Interestingly, even food dyes can play a role. Research has shown that hydrogen sulfide from gut microbes reacts with compounds found in common food dyes. In mouse studies, altering the dietary concentration of Red 40 (a widely used food coloring) changed sulfide levels in the gut, suggesting that processed foods may influence gas odor in ways beyond their protein or sulfur content alone.

What’s Normal for Frequency and Smell

There’s actually less scientific consensus on “normal” flatulence than you might expect. A recent study using sensor-equipped underwear found that participants passed gas an average of 32 times per day, roughly twice the 14 times per day that older medical textbooks cite. Individual results ranged from 4 to 59 episodes daily. As one of the researchers put it, “We don’t actually know what normal flatus production looks like.”

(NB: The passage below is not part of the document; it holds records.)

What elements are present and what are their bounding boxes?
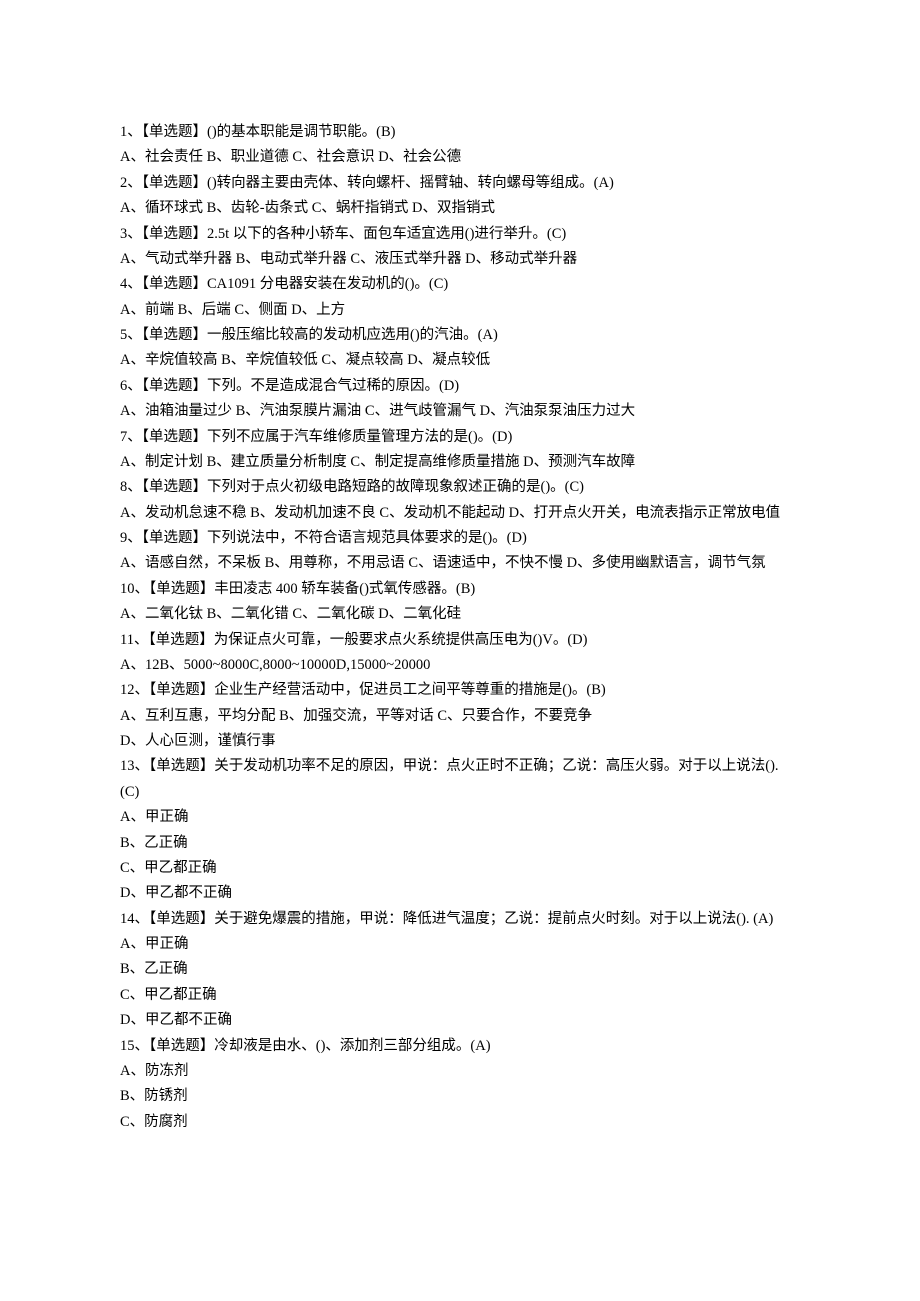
text-line: 13、【单选题】关于发动机功率不足的原因，甲说：点火正时不正确；乙说：高压火弱。… (120, 754, 800, 805)
text-line: 9、【单选题】下列说法中，不符合语言规范具体要求的是()。(D) (120, 526, 800, 551)
text-line: 10、【单选题】丰田凌志 400 轿车装备()式氧传感器。(B) (120, 577, 800, 602)
text-line: C、甲乙都正确 (120, 856, 800, 881)
text-line: A、制定计划 B、建立质量分析制度 C、制定提高维修质量措施 D、预测汽车故障 (120, 450, 800, 475)
text-line: C、甲乙都正确 (120, 983, 800, 1008)
text-line: 6、【单选题】下列。不是造成混合气过稀的原因。(D) (120, 374, 800, 399)
text-line: D、人心叵测，谨慎行事 (120, 729, 800, 754)
text-line: 2、【单选题】()转向器主要由壳体、转向螺杆、摇臂轴、转向螺母等组成。(A) (120, 171, 800, 196)
text-line: A、发动机怠速不稳 B、发动机加速不良 C、发动机不能起动 D、打开点火开关，电… (120, 501, 800, 526)
text-line: 7、【单选题】下列不应属于汽车维修质量管理方法的是()。(D) (120, 425, 800, 450)
text-line: B、乙正确 (120, 957, 800, 982)
text-line: A、甲正确 (120, 805, 800, 830)
text-line: D、甲乙都不正确 (120, 1008, 800, 1033)
text-line: A、社会责任 B、职业道德 C、社会意识 D、社会公德 (120, 145, 800, 170)
text-line: A、语感自然，不呆板 B、用尊称，不用忌语 C、语速适中，不快不慢 D、多使用幽… (120, 551, 800, 576)
text-line: A、二氧化钛 B、二氧化错 C、二氧化碳 D、二氧化硅 (120, 602, 800, 627)
document-body: 1、【单选题】()的基本职能是调节职能。(B)A、社会责任 B、职业道德 C、社… (0, 0, 920, 1195)
text-line: 12、【单选题】企业生产经营活动中，促进员工之间平等尊重的措施是()。(B) (120, 678, 800, 703)
text-line: 15、【单选题】冷却液是由水、()、添加剂三部分组成。(A) (120, 1034, 800, 1059)
text-line: 1、【单选题】()的基本职能是调节职能。(B) (120, 120, 800, 145)
text-line: A、循环球式 B、齿轮-齿条式 C、蜗杆指销式 D、双指销式 (120, 196, 800, 221)
text-line: C、防腐剂 (120, 1110, 800, 1135)
text-line: B、乙正确 (120, 831, 800, 856)
text-line: A、辛烷值较高 B、辛烷值较低 C、凝点较高 D、凝点较低 (120, 348, 800, 373)
text-line: 14、【单选题】关于避免爆震的措施，甲说：降低进气温度；乙说：提前点火时刻。对于… (120, 907, 800, 932)
text-line: A、互利互惠，平均分配 B、加强交流，平等对话 C、只要合作，不要竞争 (120, 704, 800, 729)
text-line: A、12B、5000~8000C,8000~10000D,15000~20000 (120, 653, 800, 678)
text-line: A、油箱油量过少 B、汽油泵膜片漏油 C、进气歧管漏气 D、汽油泵泵油压力过大 (120, 399, 800, 424)
text-line: D、甲乙都不正确 (120, 881, 800, 906)
text-line: 4、【单选题】CA1091 分电器安装在发动机的()。(C) (120, 272, 800, 297)
text-line: 5、【单选题】一般压缩比较高的发动机应选用()的汽油。(A) (120, 323, 800, 348)
text-line: 3、【单选题】2.5t 以下的各种小轿车、面包车适宜选用()进行举升。(C) (120, 222, 800, 247)
text-line: 8、【单选题】下列对于点火初级电路短路的故障现象叙述正确的是()。(C) (120, 475, 800, 500)
text-line: A、甲正确 (120, 932, 800, 957)
text-line: A、防冻剂 (120, 1059, 800, 1084)
text-line: 11、【单选题】为保证点火可靠，一般要求点火系统提供高压电为()V。(D) (120, 628, 800, 653)
text-line: B、防锈剂 (120, 1084, 800, 1109)
text-line: A、前端 B、后端 C、侧面 D、上方 (120, 298, 800, 323)
text-line: A、气动式举升器 B、电动式举升器 C、液压式举升器 D、移动式举升器 (120, 247, 800, 272)
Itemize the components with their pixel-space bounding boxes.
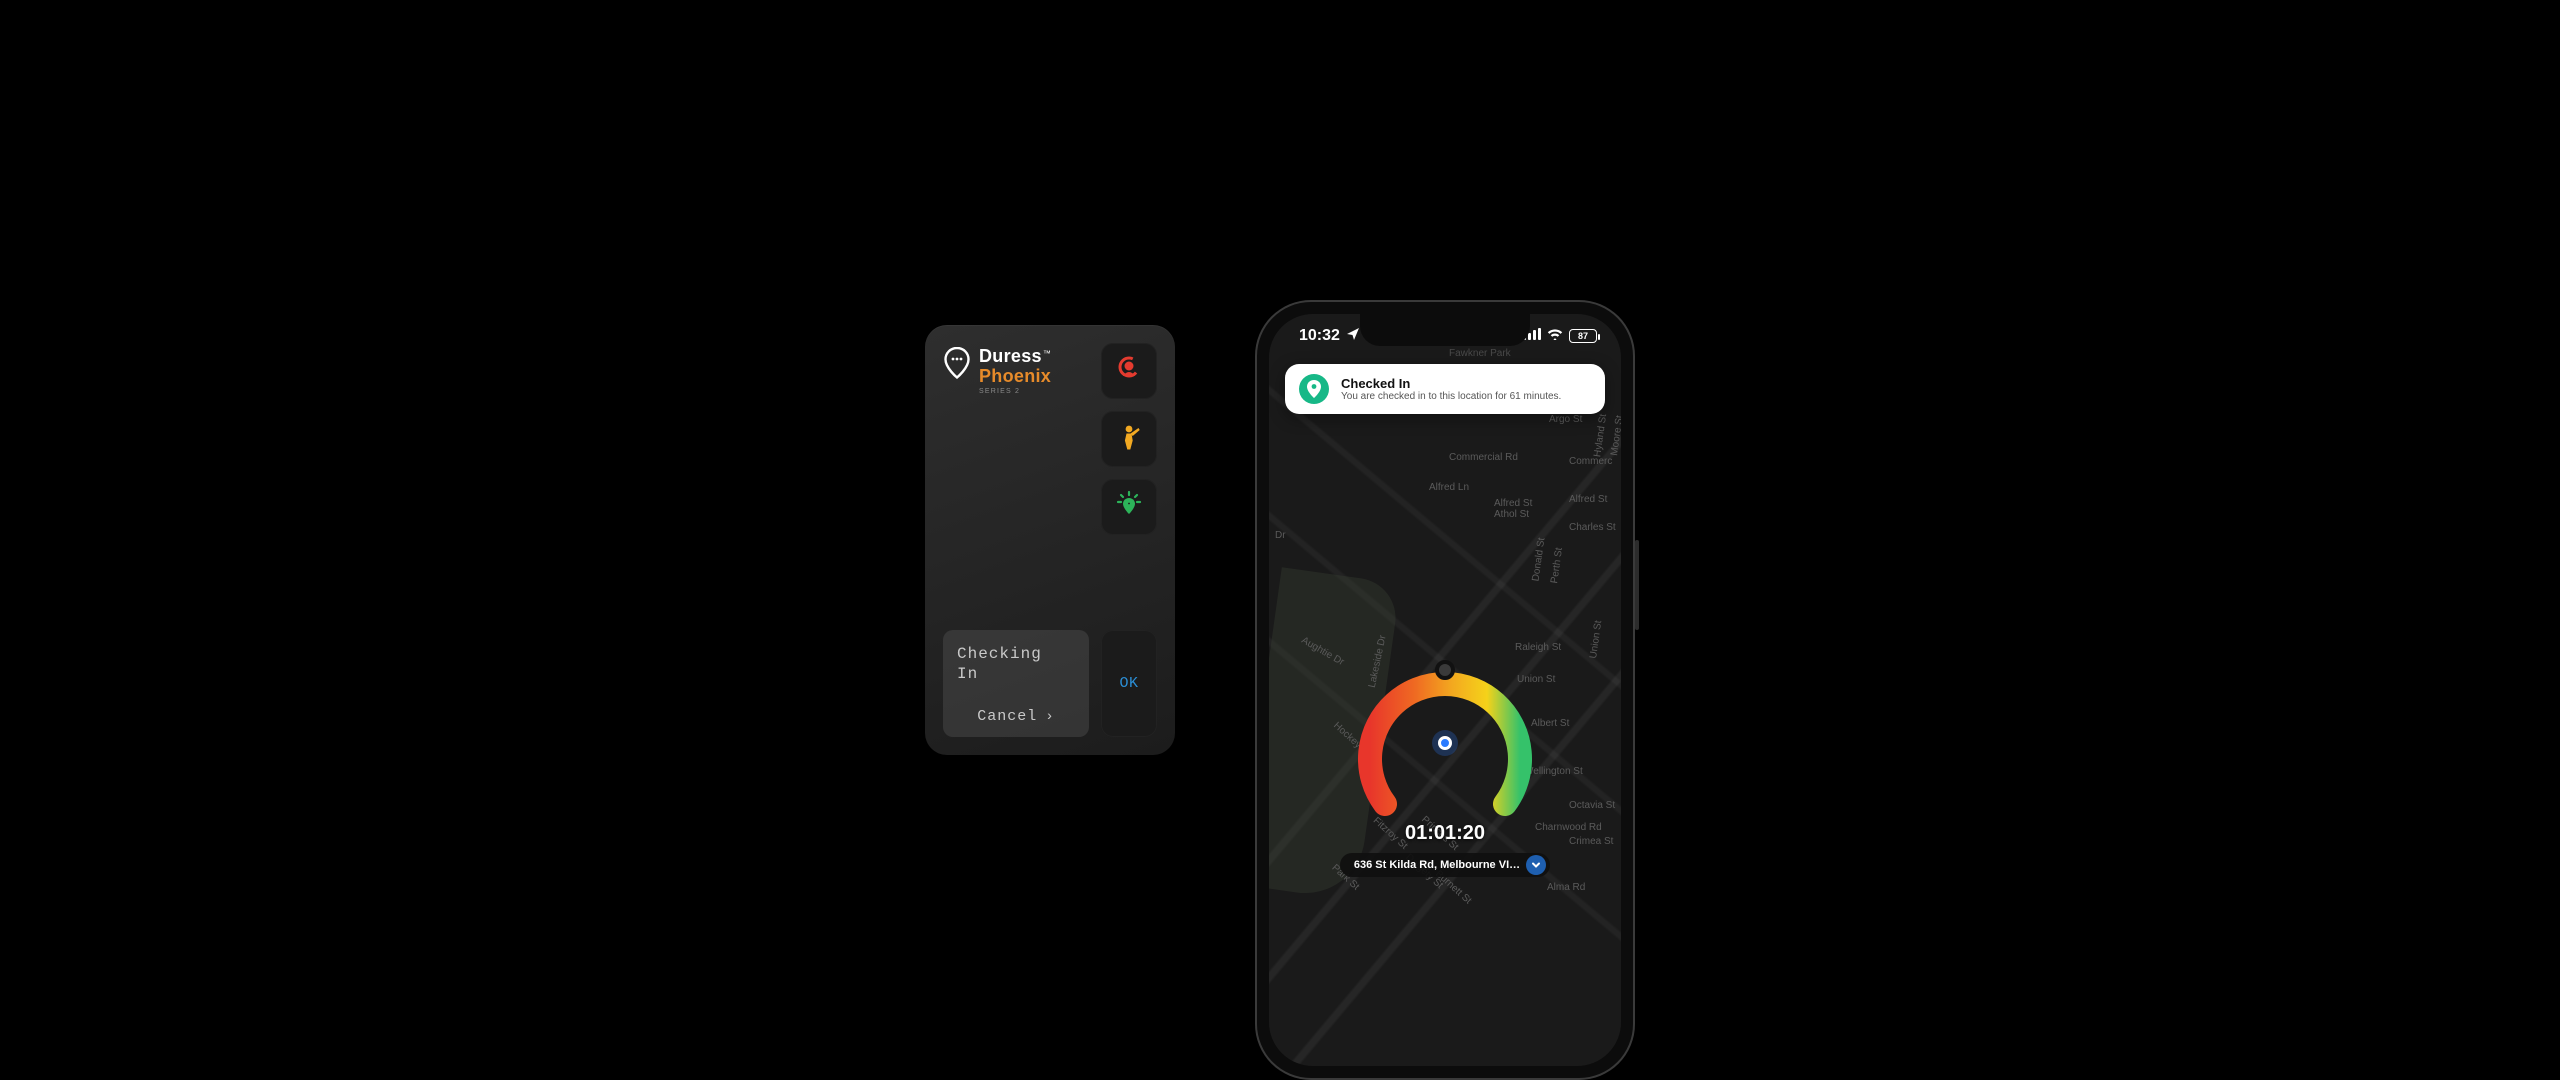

Most of those 32 daily events produce little to no noticeable odor, because the majority of gut gas is odorless. The smelly ones typically follow meals rich in the sulfur sources listed above, or occur during periods when your gut microbiome is shifted toward more sulfur-metabolizing species. Stress, antibiotics, illness, and dietary changes can all temporarily alter your bacterial population and change your gas profile.

When Smelly Gas Signals Something Else

Persistently foul-smelling gas, especially combined with other digestive symptoms, can point to malabsorption. This is when your small intestine fails to properly absorb nutrients, sending more undigested material to the colon for bacteria to ferment. The result is often explosive diarrhea, bloating, and gas that smells significantly worse than usual.

Fat malabsorption is the most common form and produces stool that is light-colored, greasy, bulky, and unusually foul-smelling. Conditions that cause this include celiac disease, Crohn’s disease, chronic pancreatitis, and parasitic infections like giardia. Doctors typically look for a pattern of chronic diarrhea, unexplained weight loss, and signs of nutritional deficiencies like anemia. A stool test measuring fat content over three days is one of the most reliable diagnostic tools: more than 7 grams of fat daily in stool is a hallmark finding.

Lactose intolerance and fructose malabsorption are milder versions of the same basic problem. Unabsorbed sugars reach the colon and ferment rapidly, causing bloating, cramping, and gas. The gas from sugar malabsorption tends to be more voluminous than sulfurous, but the combination of increased volume and disrupted gut ecology can still produce noticeable odor changes.